Quisimos entonces, poco antes de la hora de nona, buscar la experiencia gastronómica necesaria con los primeros, donde no hay elección, para la comprensión de la fe auténtica. Nos pareció que la simplicidad de los calamares y la pretensión obviamente engañosa del “pudding” de cabracho no podían satisfacer nuestra búsqueda. Ninguna duda presentan. Los calamares son tan en sí como un filete, y solo formando parte de un guiso habría alguna esperanza con ellos. Del cabracho ni hablamos. No veíamos como encontrar el compromiso con la verdad en lo que, en su misma concepción, oculta un engaño: huevos, hortalizas varias, nata, un etcétera inacabable, y todo para lograr un pastel con el mínimo de pescado imprescindible. Pura falacia.
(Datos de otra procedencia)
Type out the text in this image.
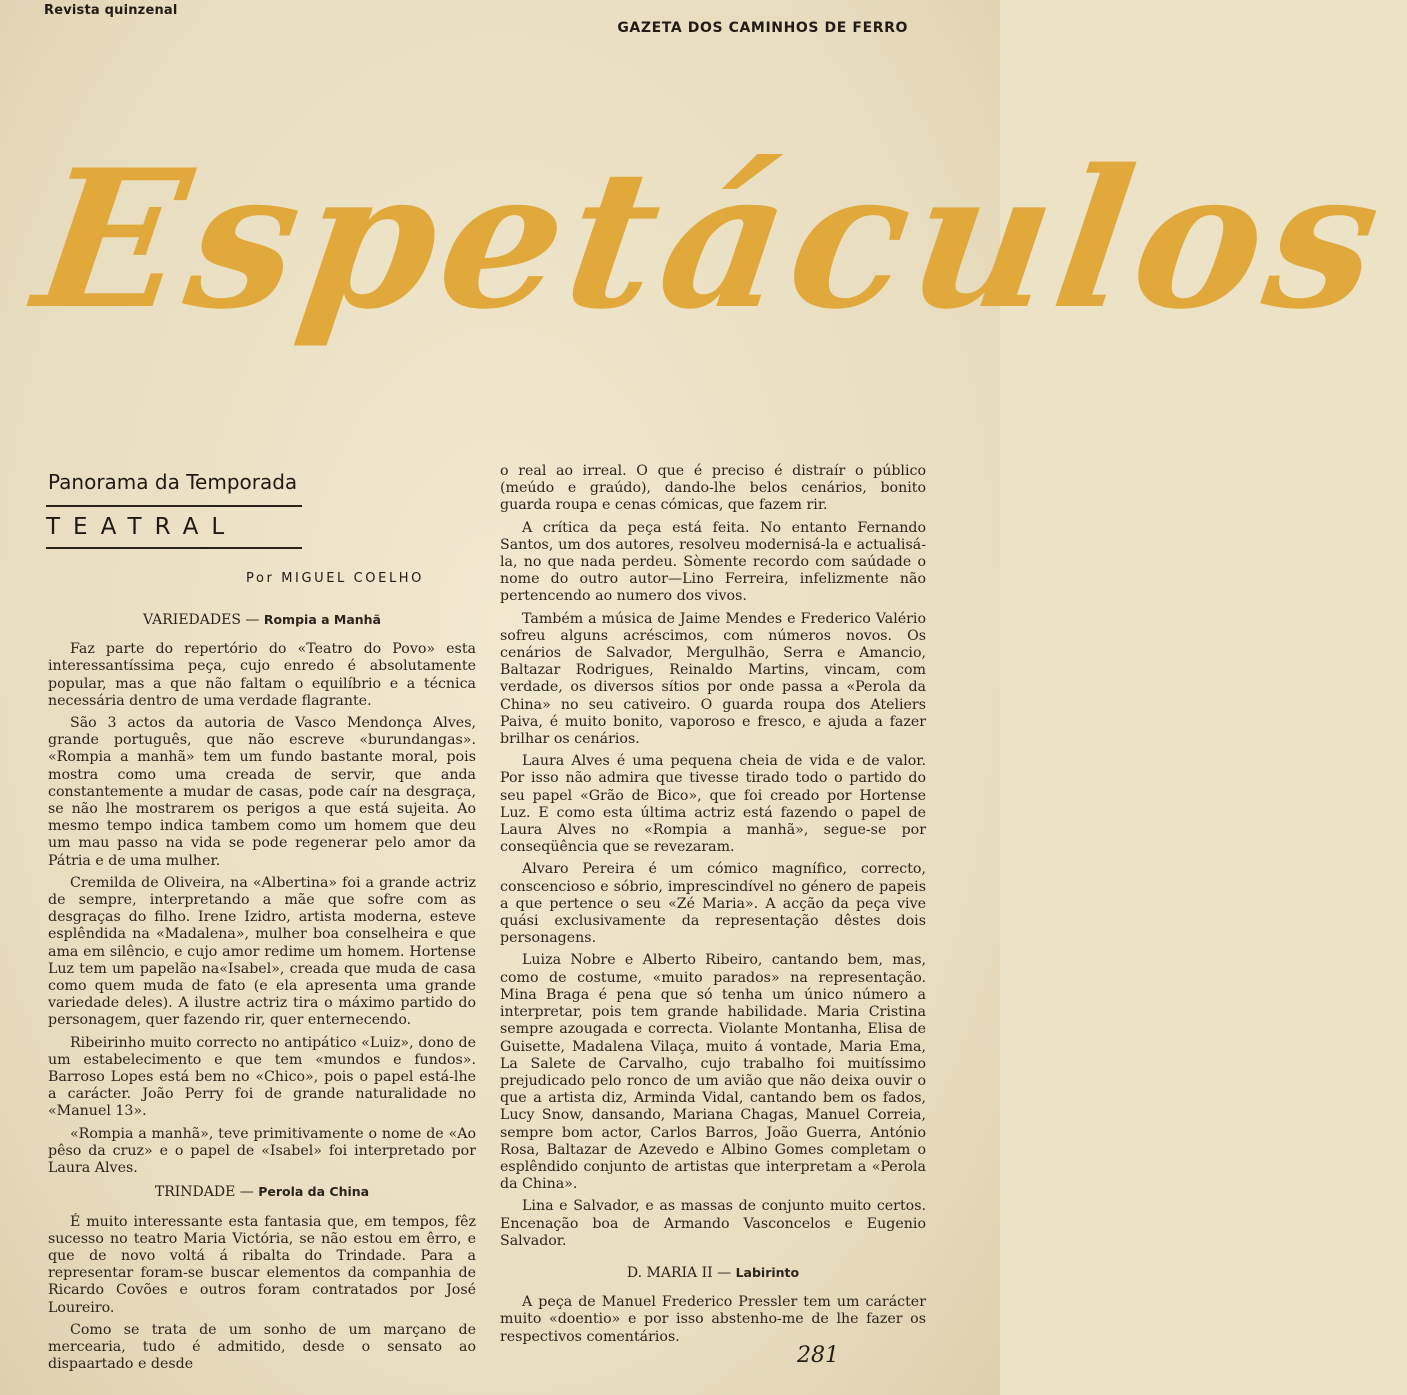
Revista quinzenal
GAZETA DOS CAMINHOS DE FERRO
Espetáculos
Panorama da Temporada
TEATRAL
Por MIGUEL COELHO

VARIEDADES — Rompia a Manhã

Faz parte do repertório do «Teatro do Povo» esta interessantíssima peça, cujo enredo é absolutamente popular, mas a que não faltam o equilíbrio e a técnica necessária dentro de uma verdade flagrante.

São 3 actos da autoria de Vasco Mendonça Alves, grande português, que não escreve «burundangas». «Rompia a manhã» tem um fundo bastante moral, pois mostra como uma creada de servir, que anda constantemente a mudar de casas, pode caír na desgraça, se não lhe mostrarem os perigos a que está sujeita. Ao mesmo tempo indica tambem como um homem que deu um mau passo na vida se pode regenerar pelo amor da Pátria e de uma mulher.

Cremilda de Oliveira, na «Albertina» foi a grande actriz de sempre, interpretando a mãe que sofre com as desgraças do filho. Irene Izidro, artista moderna, esteve esplêndida na «Madalena», mulher boa conselheira e que ama em silêncio, e cujo amor redime um homem. Hortense Luz tem um papelão na«Isabel», creada que muda de casa como quem muda de fato (e ela apresenta uma grande variedade deles). A ilustre actriz tira o máximo partido do personagem, quer fazendo rir, quer enternecendo.

Ribeirinho muito correcto no antipático «Luiz», dono de um estabelecimento e que tem «mundos e fundos». Barroso Lopes está bem no «Chico», pois o papel está-lhe a carácter. João Perry foi de grande naturalidade no «Manuel 13».

«Rompia a manhã», teve primitivamente o nome de «Ao pêso da cruz» e o papel de «Isabel» foi interpretado por Laura Alves.

TRINDADE — Perola da China

É muito interessante esta fantasia que, em tempos, fêz sucesso no teatro Maria Victória, se não estou em êrro, e que de novo voltá á ribalta do Trindade. Para a representar foram-se buscar elementos da companhia de Ricardo Covões e outros foram contratados por José Loureiro.

Como se trata de um sonho de um marçano de mercearia, tudo é admitido, desde o sensato ao dispaartado e desde

o real ao irreal. O que é preciso é distraír o público (meúdo e graúdo), dando-lhe belos cenários, bonito guarda roupa e cenas cómicas, que fazem rir.

A crítica da peça está feita. No entanto Fernando Santos, um dos autores, resolveu modernisá-la e actualisá-la, no que nada perdeu. Sòmente recordo com saúdade o nome do outro autor—Lino Ferreira, infelizmente não pertencendo ao numero dos vivos.

Também a música de Jaime Mendes e Frederico Valério sofreu alguns acréscimos, com números novos. Os cenários de Salvador, Mergulhão, Serra e Amancio, Baltazar Rodrigues, Reinaldo Martins, vincam, com verdade, os diversos sítios por onde passa a «Perola da China» no seu cativeiro. O guarda roupa dos Ateliers Paiva, é muito bonito, vaporoso e fresco, e ajuda a fazer brilhar os cenários.

Laura Alves é uma pequena cheia de vida e de valor. Por isso não admira que tivesse tirado todo o partido do seu papel «Grão de Bico», que foi creado por Hortense Luz. E como esta última actriz está fazendo o papel de Laura Alves no «Rompia a manhã», segue-se por conseqüência que se revezaram.

Alvaro Pereira é um cómico magnífico, correcto, conscencioso e sóbrio, imprescindível no género de papeis a que pertence o seu «Zé Maria». A acção da peça vive quási exclusivamente da representação dêstes dois personagens.

Luiza Nobre e Alberto Ribeiro, cantando bem, mas, como de costume, «muito parados» na representação. Mina Braga é pena que só tenha um único número a interpretar, pois tem grande habilidade. Maria Cristina sempre azougada e correcta. Violante Montanha, Elisa de Guisette, Madalena Vilaça, muito á vontade, Maria Ema, La Salete de Carvalho, cujo trabalho foi muitíssimo prejudicado pelo ronco de um avião que não deixa ouvir o que a artista diz, Arminda Vidal, cantando bem os fados, Lucy Snow, dansando, Mariana Chagas, Manuel Correia, sempre bom actor, Carlos Barros, João Guerra, António Rosa, Baltazar de Azevedo e Albino Gomes completam o esplêndido conjunto de artistas que interpretam a «Perola da China».

Lina e Salvador, e as massas de conjunto muito certos. Encenação boa de Armando Vasconcelos e Eugenio Salvador.

D. MARIA II — Labirinto

A peça de Manuel Frederico Pressler tem um carácter muito «doentio» e por isso abstenho-me de lhe fazer os respectivos comentários.

281
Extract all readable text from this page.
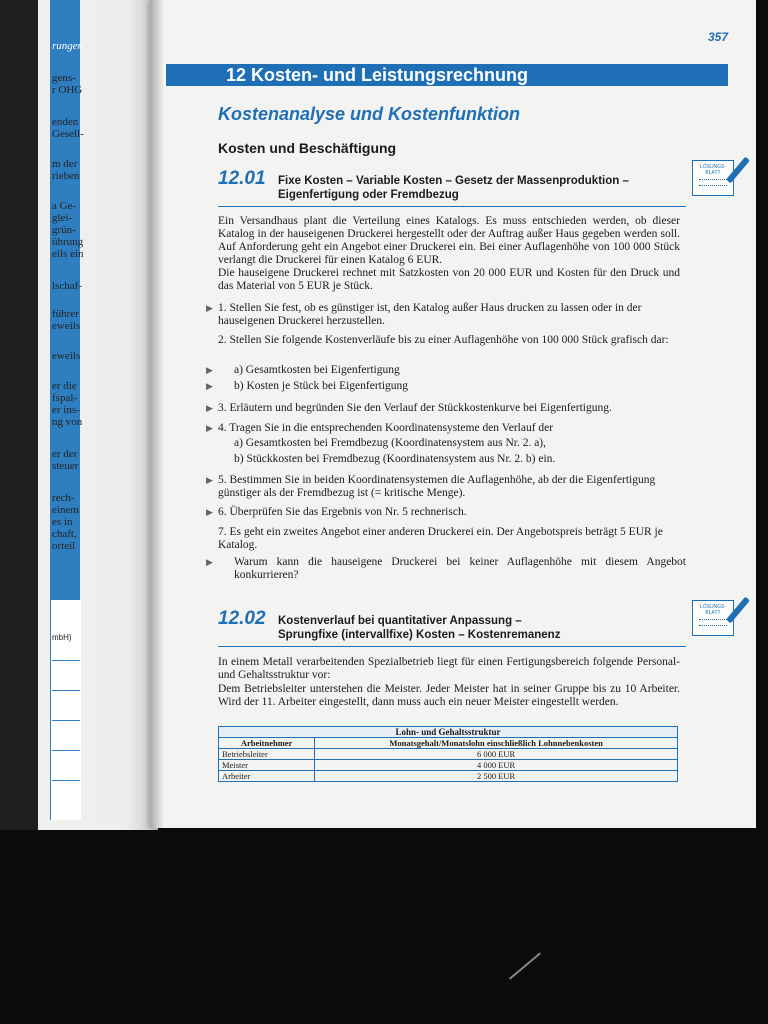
rungen
gens-
r OHG
enden
Gesell-
m der
rieben
a Ge-
glei-
grün-
ührung
eils ein
lschaf-
führer
eweils
eweils
er die
fspal-
er ins-
ng von
er der
steuer
rech-
einem
es in
chaft,
orteil
mbH)
357
12 Kosten- und Leistungsrechnung
Kostenanalyse und Kostenfunktion
Kosten und Beschäftigung
12.01 Fixe Kosten – Variable Kosten – Gesetz der Massenproduktion –
Eigenfertigung oder Fremdbezug
LÖSUNGS- BLATT
Ein Versandhaus plant die Verteilung eines Katalogs. Es muss entschieden werden, ob dieser Katalog in der hauseigenen Druckerei hergestellt oder der Auftrag außer Haus gegeben werden soll. Auf Anforderung geht ein Angebot einer Druckerei ein. Bei einer Auflagenhöhe von 100 000 Stück verlangt die Druckerei für einen Katalog 6 EUR.
Die hauseigene Druckerei rechnet mit Satzkosten von 20 000 EUR und Kosten für den Druck und das Material von 5 EUR je Stück.
▶ 1. Stellen Sie fest, ob es günstiger ist, den Katalog außer Haus drucken zu lassen oder in der hauseigenen Druckerei herzustellen.
2. Stellen Sie folgende Kostenverläufe bis zu einer Auflagenhöhe von 100 000 Stück grafisch dar:
▶ a) Gesamtkosten bei Eigenfertigung
▶ b) Kosten je Stück bei Eigenfertigung
▶ 3. Erläutern und begründen Sie den Verlauf der Stückkostenkurve bei Eigenfertigung.
▶ 4. Tragen Sie in die entsprechenden Koordinatensysteme den Verlauf der
a) Gesamtkosten bei Fremdbezug (Koordinatensystem aus Nr. 2. a),
b) Stückkosten bei Fremdbezug (Koordinatensystem aus Nr. 2. b) ein.
▶ 5. Bestimmen Sie in beiden Koordinatensystemen die Auflagenhöhe, ab der die Eigenfertigung günstiger als der Fremdbezug ist (= kritische Menge).
▶ 6. Überprüfen Sie das Ergebnis von Nr. 5 rechnerisch.
7. Es geht ein zweites Angebot einer anderen Druckerei ein. Der Angebotspreis beträgt 5 EUR je Katalog.
▶ Warum kann die hauseigene Druckerei bei keiner Auflagenhöhe mit diesem Angebot konkurrieren?
12.02 Kostenverlauf bei quantitativer Anpassung –
Sprungfixe (intervallfixe) Kosten – Kostenremanenz
LÖSUNGS- BLATT
In einem Metall verarbeitenden Spezialbetrieb liegt für einen Fertigungsbereich folgende Personal- und Gehaltsstruktur vor:
Dem Betriebsleiter unterstehen die Meister. Jeder Meister hat in seiner Gruppe bis zu 10 Arbeiter. Wird der 11. Arbeiter eingestellt, dann muss auch ein neuer Meister eingestellt werden.
Lohn- und Gehaltsstruktur	
Arbeitnehmer	Monatsgehalt/Monatslohn einschließlich Lohnnebenkosten
Betriebsleiter	6 000 EUR
Meister	4 000 EUR
Arbeiter	2 500 EUR
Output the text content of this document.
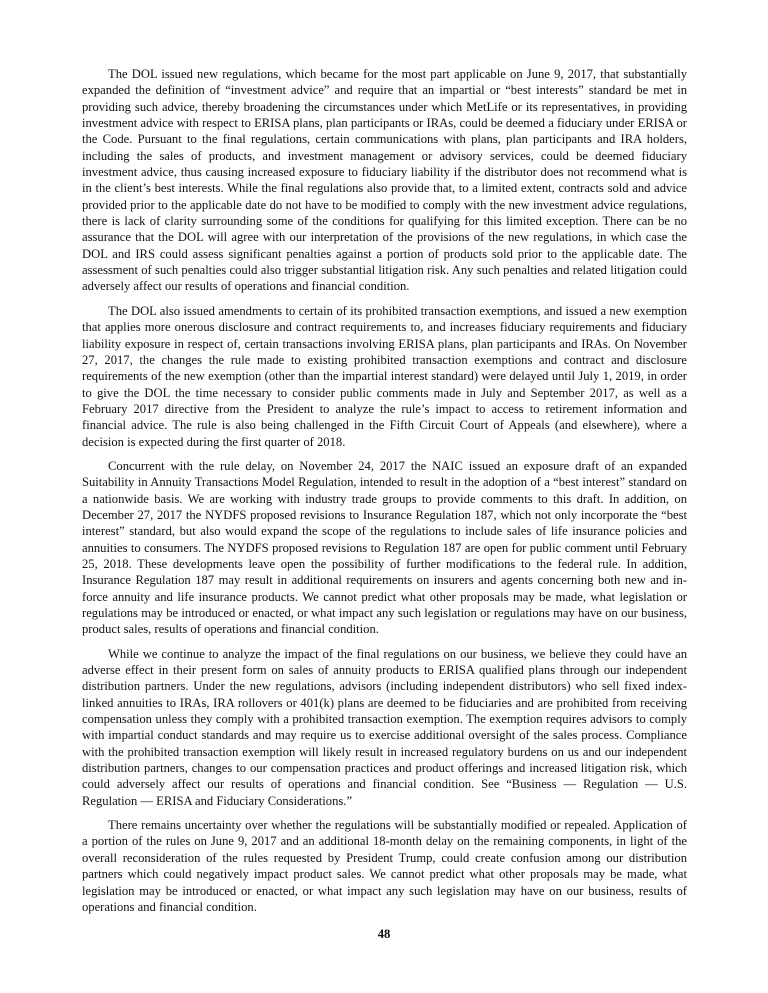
The DOL issued new regulations, which became for the most part applicable on June 9, 2017, that substantially expanded the definition of “investment advice” and require that an impartial or “best interests” standard be met in providing such advice, thereby broadening the circumstances under which MetLife or its representatives, in providing investment advice with respect to ERISA plans, plan participants or IRAs, could be deemed a fiduciary under ERISA or the Code. Pursuant to the final regulations, certain communications with plans, plan participants and IRA holders, including the sales of products, and investment management or advisory services, could be deemed fiduciary investment advice, thus causing increased exposure to fiduciary liability if the distributor does not recommend what is in the client’s best interests. While the final regulations also provide that, to a limited extent, contracts sold and advice provided prior to the applicable date do not have to be modified to comply with the new investment advice regulations, there is lack of clarity surrounding some of the conditions for qualifying for this limited exception. There can be no assurance that the DOL will agree with our interpretation of the provisions of the new regulations, in which case the DOL and IRS could assess significant penalties against a portion of products sold prior to the applicable date. The assessment of such penalties could also trigger substantial litigation risk. Any such penalties and related litigation could adversely affect our results of operations and financial condition.

The DOL also issued amendments to certain of its prohibited transaction exemptions, and issued a new exemption that applies more onerous disclosure and contract requirements to, and increases fiduciary requirements and fiduciary liability exposure in respect of, certain transactions involving ERISA plans, plan participants and IRAs. On November 27, 2017, the changes the rule made to existing prohibited transaction exemptions and contract and disclosure requirements of the new exemption (other than the impartial interest standard) were delayed until July 1, 2019, in order to give the DOL the time necessary to consider public comments made in July and September 2017, as well as a February 2017 directive from the President to analyze the rule’s impact to access to retirement information and financial advice. The rule is also being challenged in the Fifth Circuit Court of Appeals (and elsewhere), where a decision is expected during the first quarter of 2018.

Concurrent with the rule delay, on November 24, 2017 the NAIC issued an exposure draft of an expanded Suitability in Annuity Transactions Model Regulation, intended to result in the adoption of a “best interest” standard on a nationwide basis. We are working with industry trade groups to provide comments to this draft. In addition, on December 27, 2017 the NYDFS proposed revisions to Insurance Regulation 187, which not only incorporate the “best interest” standard, but also would expand the scope of the regulations to include sales of life insurance policies and annuities to consumers. The NYDFS proposed revisions to Regulation 187 are open for public comment until February 25, 2018. These developments leave open the possibility of further modifications to the federal rule. In addition, Insurance Regulation 187 may result in additional requirements on insurers and agents concerning both new and in-force annuity and life insurance products. We cannot predict what other proposals may be made, what legislation or regulations may be introduced or enacted, or what impact any such legislation or regulations may have on our business, product sales, results of operations and financial condition.

While we continue to analyze the impact of the final regulations on our business, we believe they could have an adverse effect in their present form on sales of annuity products to ERISA qualified plans through our independent distribution partners. Under the new regulations, advisors (including independent distributors) who sell fixed index-linked annuities to IRAs, IRA rollovers or 401(k) plans are deemed to be fiduciaries and are prohibited from receiving compensation unless they comply with a prohibited transaction exemption. The exemption requires advisors to comply with impartial conduct standards and may require us to exercise additional oversight of the sales process. Compliance with the prohibited transaction exemption will likely result in increased regulatory burdens on us and our independent distribution partners, changes to our compensation practices and product offerings and increased litigation risk, which could adversely affect our results of operations and financial condition. See “Business — Regulation — U.S. Regulation — ERISA and Fiduciary Considerations.”

There remains uncertainty over whether the regulations will be substantially modified or repealed. Application of a portion of the rules on June 9, 2017 and an additional 18-month delay on the remaining components, in light of the overall reconsideration of the rules requested by President Trump, could create confusion among our distribution partners which could negatively impact product sales. We cannot predict what other proposals may be made, what legislation may be introduced or enacted, or what impact any such legislation may have on our business, results of operations and financial condition.

48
Los pimientos rellenos de bacalao nos parecían socorridos, resultones. Solo si respondieran al excepcional pimiento del piquillo relleno, que sirven en la calle del Laurel por San Mateo, arriesgaríamos a recomendarlos como experiencia de autenticidad cierta. ¡Eso sí que es un compromiso con la verdad, a la orilla del Ebro, y con un Rioja! Quizá nos ofuscaban las vísperas sin haber aún probado bocado cierto, y estando todo solo cocinado por la “loca de la casa”. Pero de los primeros, sin duda, eran las setas a la plancha con gambas y jamón, las que podían redimir a los timoratos. Con la inusitada cocción en vino, lo que en apariencia parece seguro, se torna dudoso y hace posible la sorpresa. Reconocerá la audiencia que hay que tener fe para aceptar la novedad, abandonar lo que dicta la razón y probar a ciegas. Con estas cábalas vino a caer la noche, y no dio para más mi investigación, rendido por el esfuerzo.

Así llegamos de nuevo al principio, al ahora, tras una semana de angustia o ansiedad, que igual da, y reclamo (para todos, gentes del bacalao y del “entrecotte”, minorías del atún o el rodaballo) explicación de cómo es posible aquello de que la verdad es subjetividad, y que tener fe es a la vez tener dudas. Que la verdad objetiva no nos sirve y que si solo tiene un camino, digo yo, arrieros somos y en él nos encontraremos.